Çok merak ediyorum! Mutluluğun, herkes tarafından kabul gören bir resmî var mı acaba?
Yoksunlukta evlat sahibi olmak…
İnişli çıkışlı bir hayatta huzur…
İmkansızlıklarda para…
İşsizlikte istihdam...
Hastalıkta sıhhat…
Çirkinlerde güzellik, güzellerde kusursuzluk…
Kısalarda selvi boy…
Tombullarda fit endam…
Zayıflarda birkaç kilo...
Sahtelikte samimiyet...
Yorgunlarda dinginlik...
Kuru kalabalıkta sakinlik...
Kelde sırma saç…
Müzmin bekarda evlilik…
Evlide özgürlük olarak değişen mutluluk, duygu olarak aynı tarife uysa da beklenti olarak göreceliydi.
Küçükken resim derslerinde, yaz günü bile bacası tüten bir ev, kapısında çocuğunun elinden sıkıca tutmuş bir aile, evin önünde şırıl şırıl akan bir dere, bahçede yemyeşil çimler ve birkaç ağaç, gökyüzünde uçan kuşlar kadar sınırlı olan mutluluk resmimiz, büyüdükçe baya genişledi.
Sorumluluklar arttıkça, renkli hayaller, siyah ve beyaza büründü, masumiyet azaldıkça çizilenlerin anlamları bile değişti.
Havuçtan burnu, kömürden düğmeleriyle kardan adam, artık kar kıyamet demekti. “Havuç” el yakan Pazar’ların “Kömür” ödenecek faturaların göstergesiydi.
Sanki coşan dereler, umutlarla bir kurumuş, sevinçler ise kuşlarla birlikte göçüp gitmişti.
Kenetlenirken resmedilen eller ya ebediyete gönderilmiş ya da küslüklerle gevşemişti...
Kıskanılan oyuncaklar, paylaşılamayan topraklarla yer değiştirdi.
Yüzümüzü düşüren anlık kırgınlıklar, azılı düşmanlıklara dönüştü.
Dargınlıklarını unutup, oyuna dalan çocuklar, kin ve öfkeyle artık oyunbozan bir yetişkindi...
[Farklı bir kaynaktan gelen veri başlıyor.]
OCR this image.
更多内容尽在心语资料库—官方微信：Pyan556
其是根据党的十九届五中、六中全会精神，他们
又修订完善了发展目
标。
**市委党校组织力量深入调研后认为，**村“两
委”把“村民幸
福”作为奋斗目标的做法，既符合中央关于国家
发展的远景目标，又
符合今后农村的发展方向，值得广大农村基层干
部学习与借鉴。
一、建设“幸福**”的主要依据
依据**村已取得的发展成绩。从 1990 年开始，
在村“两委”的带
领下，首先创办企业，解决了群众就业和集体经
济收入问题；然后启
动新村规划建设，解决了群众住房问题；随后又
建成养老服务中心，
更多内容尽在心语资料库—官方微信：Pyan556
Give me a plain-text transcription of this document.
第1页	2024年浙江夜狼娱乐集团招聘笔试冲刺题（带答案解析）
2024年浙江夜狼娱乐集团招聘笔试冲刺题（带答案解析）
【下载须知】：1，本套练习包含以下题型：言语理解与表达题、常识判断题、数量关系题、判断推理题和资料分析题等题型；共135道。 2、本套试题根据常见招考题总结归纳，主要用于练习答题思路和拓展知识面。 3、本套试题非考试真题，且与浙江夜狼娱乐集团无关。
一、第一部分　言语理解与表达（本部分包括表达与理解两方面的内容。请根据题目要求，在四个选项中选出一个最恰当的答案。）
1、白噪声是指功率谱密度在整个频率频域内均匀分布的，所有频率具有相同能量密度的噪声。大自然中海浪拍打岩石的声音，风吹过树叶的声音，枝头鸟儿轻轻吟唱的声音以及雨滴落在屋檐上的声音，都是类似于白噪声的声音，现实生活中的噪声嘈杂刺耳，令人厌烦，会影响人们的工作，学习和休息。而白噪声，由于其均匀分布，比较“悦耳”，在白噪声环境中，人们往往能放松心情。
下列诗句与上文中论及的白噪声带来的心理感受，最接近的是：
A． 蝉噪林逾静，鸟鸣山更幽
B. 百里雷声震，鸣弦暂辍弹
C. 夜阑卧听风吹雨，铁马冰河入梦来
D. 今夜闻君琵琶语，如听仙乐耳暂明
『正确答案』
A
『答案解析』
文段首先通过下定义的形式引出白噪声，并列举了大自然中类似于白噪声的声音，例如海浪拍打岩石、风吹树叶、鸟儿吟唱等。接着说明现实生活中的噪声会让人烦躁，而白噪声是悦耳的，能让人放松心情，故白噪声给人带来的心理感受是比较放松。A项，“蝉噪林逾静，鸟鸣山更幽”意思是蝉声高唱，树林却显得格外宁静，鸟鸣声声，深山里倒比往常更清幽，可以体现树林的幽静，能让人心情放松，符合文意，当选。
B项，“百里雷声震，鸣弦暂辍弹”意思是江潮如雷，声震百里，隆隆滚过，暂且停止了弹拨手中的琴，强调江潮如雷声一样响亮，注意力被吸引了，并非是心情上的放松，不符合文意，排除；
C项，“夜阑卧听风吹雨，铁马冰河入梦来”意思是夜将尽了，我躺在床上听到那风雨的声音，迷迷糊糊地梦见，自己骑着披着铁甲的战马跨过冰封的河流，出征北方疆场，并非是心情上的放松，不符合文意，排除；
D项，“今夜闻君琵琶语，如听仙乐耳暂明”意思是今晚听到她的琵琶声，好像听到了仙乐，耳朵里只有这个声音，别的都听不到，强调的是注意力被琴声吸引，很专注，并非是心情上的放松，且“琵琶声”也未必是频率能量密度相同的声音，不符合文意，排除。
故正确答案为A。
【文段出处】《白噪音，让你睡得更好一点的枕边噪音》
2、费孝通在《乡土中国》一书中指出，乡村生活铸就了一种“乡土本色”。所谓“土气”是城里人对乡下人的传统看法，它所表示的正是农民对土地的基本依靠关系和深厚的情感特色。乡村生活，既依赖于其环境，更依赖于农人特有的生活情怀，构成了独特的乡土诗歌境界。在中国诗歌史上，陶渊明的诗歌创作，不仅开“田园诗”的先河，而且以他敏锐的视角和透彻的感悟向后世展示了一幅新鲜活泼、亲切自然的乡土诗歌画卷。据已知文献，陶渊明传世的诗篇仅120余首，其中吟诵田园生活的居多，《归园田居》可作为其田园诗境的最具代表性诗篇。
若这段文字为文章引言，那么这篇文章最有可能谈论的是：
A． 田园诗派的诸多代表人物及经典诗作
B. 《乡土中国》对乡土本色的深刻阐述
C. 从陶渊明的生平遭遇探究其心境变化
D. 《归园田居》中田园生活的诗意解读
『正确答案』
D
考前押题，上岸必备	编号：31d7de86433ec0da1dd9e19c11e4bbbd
Pembesine kara çaldığımız yalanlar, değerleri hiçe saydığımız hırslar, terazimizi bozduran haksızlıklar, yolumuzu şaşırtan çıkarlar, kalbimizi karartan fesatlıklar, yaşama sevincimizi çalan kaygılar, çaresiz bırakan zorunluluklar ve önümüzü bile görmediğimiz karanlıklarda, mutluluğu hayal etmek, resmetmekten çok daha zordu!